No cabe duda de que Esperanza está radiante hoy. «Los últimos días se nota otra alegría en el centro. Las noticias de la llegada de la vacuna han generado ilusión», subraya Erika García, trabajadora social que ejerce de anfitriona. «Lo que quieren todos es recuperar el día a día que tenían antes», resuelve Mari Carmen Iglesias. Ella misma lo está deseando: «Mi hermano y yo nos solíamos turnar para venir todos los días y jugar a las cartas o al bingo con otros residentes. Yo soy de dar a todos un beso o un abrazo. Y renunciar a todo esto, se hace duro. Por mí y por ellos».

Como marcan los protocolos sanitarios en Caser Anaka y el resto de centros de mayores, las visitas internas se deben realizar con una mampara de separación entre el familiar y el usuario, mientras que las salidas al exterior se han restringido a dos por semana. Aunque es poco, es mucho más que lo que se les permitía durante el confinamiento, cuando «no podíamos salir al pasillo ni hacer nada», recuerda Esperanza. Ni bingo, ni comidas en el comedor, ni visitas. «Si salíamos de la habitación -añade-, nos mandaban para adentro».

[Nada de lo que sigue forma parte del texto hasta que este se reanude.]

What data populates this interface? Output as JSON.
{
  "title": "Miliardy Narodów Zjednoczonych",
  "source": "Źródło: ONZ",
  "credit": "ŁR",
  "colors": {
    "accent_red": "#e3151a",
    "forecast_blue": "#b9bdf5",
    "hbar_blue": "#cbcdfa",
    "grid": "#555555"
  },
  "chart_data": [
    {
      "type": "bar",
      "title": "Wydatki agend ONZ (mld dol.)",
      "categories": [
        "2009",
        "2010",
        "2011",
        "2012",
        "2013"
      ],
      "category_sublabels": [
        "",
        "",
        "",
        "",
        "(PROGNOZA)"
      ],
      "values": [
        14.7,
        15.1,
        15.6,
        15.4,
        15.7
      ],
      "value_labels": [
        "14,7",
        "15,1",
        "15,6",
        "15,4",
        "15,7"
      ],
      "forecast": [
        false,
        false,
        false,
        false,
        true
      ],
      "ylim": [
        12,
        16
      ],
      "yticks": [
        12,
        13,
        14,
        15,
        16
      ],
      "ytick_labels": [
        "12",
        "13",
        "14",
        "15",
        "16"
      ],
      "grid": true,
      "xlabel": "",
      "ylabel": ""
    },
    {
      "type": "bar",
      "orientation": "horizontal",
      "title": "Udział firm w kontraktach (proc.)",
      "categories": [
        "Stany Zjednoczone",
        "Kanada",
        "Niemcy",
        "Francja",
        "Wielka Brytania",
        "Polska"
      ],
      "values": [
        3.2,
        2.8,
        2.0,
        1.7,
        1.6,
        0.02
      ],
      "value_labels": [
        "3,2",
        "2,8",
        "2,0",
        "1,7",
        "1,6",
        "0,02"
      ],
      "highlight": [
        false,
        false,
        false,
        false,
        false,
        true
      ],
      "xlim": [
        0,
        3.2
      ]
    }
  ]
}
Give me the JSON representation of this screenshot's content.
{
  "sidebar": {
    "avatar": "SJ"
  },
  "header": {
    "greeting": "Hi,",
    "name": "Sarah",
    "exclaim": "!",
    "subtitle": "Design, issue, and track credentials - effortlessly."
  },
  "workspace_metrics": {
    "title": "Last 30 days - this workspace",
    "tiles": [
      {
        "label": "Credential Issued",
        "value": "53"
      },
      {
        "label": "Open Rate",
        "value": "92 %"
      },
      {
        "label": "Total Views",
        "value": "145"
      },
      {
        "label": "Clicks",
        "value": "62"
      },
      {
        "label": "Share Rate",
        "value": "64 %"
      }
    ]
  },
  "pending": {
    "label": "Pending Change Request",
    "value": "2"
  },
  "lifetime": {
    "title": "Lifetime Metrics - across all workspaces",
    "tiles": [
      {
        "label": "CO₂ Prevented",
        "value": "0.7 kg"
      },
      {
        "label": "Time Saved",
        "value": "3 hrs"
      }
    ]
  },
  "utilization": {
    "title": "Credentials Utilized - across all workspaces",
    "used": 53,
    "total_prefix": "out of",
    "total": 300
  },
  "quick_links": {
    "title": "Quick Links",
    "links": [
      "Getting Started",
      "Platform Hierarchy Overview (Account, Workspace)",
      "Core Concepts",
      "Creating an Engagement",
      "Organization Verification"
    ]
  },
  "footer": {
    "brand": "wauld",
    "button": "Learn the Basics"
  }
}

«Es un año 'matavivos'; solo acabará con esto la vacuna», dice Esperanza

Aquel régimen 'matavivos' fue duro, difícil y un tanto caótico, admite Erika. «Nunca nos habíamos enfrentado a una pandemia como esta, cada centro reaccionó un poco como pudo. A los residentes se les trataba de hacerles entender por qué no podían salir de la habitación, pero les era difícil asumir. Y más si por la ventana veían gente en la calle».

También les costó digerir la situación a las familias. «No se lo deseo a nadie», describe Mari Carmen aquella impotencia de no poder visitar a su madre. Adelanta que están «encantadas» con Caser Anaka y entiende que «los centros se tuvieron que blindar, pero los protocolos de las instituciones se olvidaron de los familiares». De hecho, la Diputación se debió reunir con familias guipuzcoanas para abordar el problema. Mari Carmen, madre de dos hijos, se las ingenió para arropar a Esperanza como pudo. «Por suerte, su ventana da a la calle y venía una vez por la mañana y por la tarde. Avisé a la Policía Municipal de que lo haría», porque esta no era razón para poder salir durante el estado de alarma. «Me solía avisar -interviene Esperanza- tirando unas monedas de dos céntimos a la ventana». Recuerda con cariño aquellos momentos en los que otros usuarios también se asomaban a ver el show de Mari Carmen. «Yo les bailaba, les gritaba, les escribía mensajes de ánimo en un cuaderno. Mi madre, que es más seria que yo, algún día sentiría un poco de vergüenza, pero sé que agradecía aquellos momentos», se le quiebra la voz a la hija.

Caser Anaka fue uno de los centros pioneros en impulsar las videollamadas, que supusieron «un gran alivio» dentro y fuera de la residencia, agradece Erika García. La Diputación terminó equipando toda la red de centros con tablets para garantizar esta opción. El recuerdo de aquellos días entre aplausos solidarios y policías de barrio en los balcones lleva a relativizar la dureza de la segunda ola de la pandemia. «A todos nos ha cogido con otro rodaje», subraya Erika. «El equipo ha trabajado de matrícula de honor y para los residentes está siendo más fácil». Las PCR semanales y la habilitación de los centros asistenciales de Ordizia y Eibar para atender a los contagiados han supuesto un alivio.

La charla con Esperanza se desarrolla en el exterior del centro. Fue la menor de 14 hermanos, crio a sus dos hijos y prácticamente a los ocho de una hermana. «Me faltó parirlos», confiesa. A los pies de los Pirineos, esta aragonesa solía caminar una hora hasta donde pastaban las vacas que debía ordeñar. «No tuvo una vida fácil», destaca su hija Mari Carmen. Todo parece poco en comparación a la pandemia. «Dame el codo», se despide Esperanza.